Author : G. M. Hamburg
Publisher : Cambridge University Press
Page : 441 pages
File Size : 23,85 MB
Release : 2010-04-22
Category : Philosophy
ISBN : 1139487434
The great age of Russian philosophy spans the century between 1830 and 1930 - from the famous Slavophile-Westernizer controversy of the 1830s and 1840s, through the 'Silver Age' of Russian culture at the beginning of the twentieth century, to the formation of a Russian 'philosophical emigration' in the wake of the Russian Revolution. This volume is a major history and interpretation of Russian philosophy in this period. Eighteen chapters (plus a substantial introduction and afterword) discuss Russian philosophy's main figures, schools and controversies, while simultaneously pursuing a common central theme: the development of a distinctive Russian tradition of philosophical humanism focused on the defence of human dignity. As this volume shows, the century-long debate over the meaning and grounds of human dignity, freedom and the just society involved thinkers of all backgrounds and positions, transcending easy classification as 'religious' or 'secular'. The debate still resonates strongly today.
Author : William J. Leatherbarrow
Publisher : Northwestern University Press
Page : 225 pages
File Size : 45,24 MB
Release : 2005-05-24
Category : Literary Criticism
ISBN : 0810120496
A study of the 'demonic markers' that run throughout Dostoevsky's fiction, this also explores the narrative and generic implications of the way Dostoevsky inscribed the demonic in his fictional works - implications that point to a new understanding of familiar concepts in the work of this Russian master.
Author : Richard Pipes
Publisher : Modern Library
Page : 194 pages
File Size : 36,20 MB
Release : 2003-08-05
Category : History
ISBN : 0812968646
With astonishing authority and clarity, Richard Pipes has fused a lifetime’s scholarship into a single focused history of Communism, from its hopeful birth as a theory to its miserable death as a practice.

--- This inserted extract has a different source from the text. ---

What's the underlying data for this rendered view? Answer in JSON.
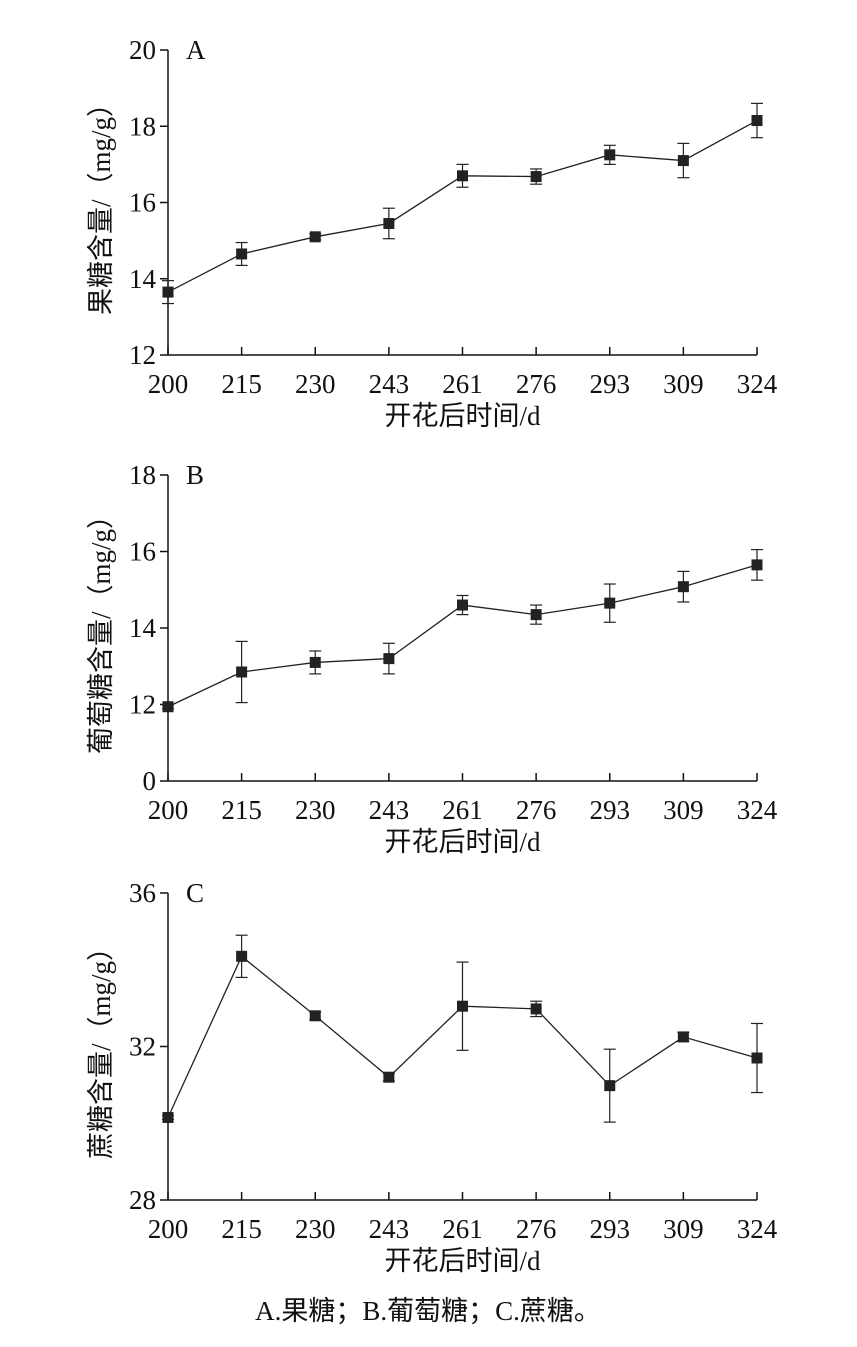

At its heart, the book is a history of the Soviet Union, the most comprehensive reorganization of human society ever attempted by a nation-state. This is the story of how the agitation of Karl Marx and Friedrich Engels, two mid-nineteenth-century European thinkers and writers, led to a great and terrible world religion that brought down a mighty empire, consumed the world in conflict, and left in its wake a devastation whose full costs can only now be tabulated.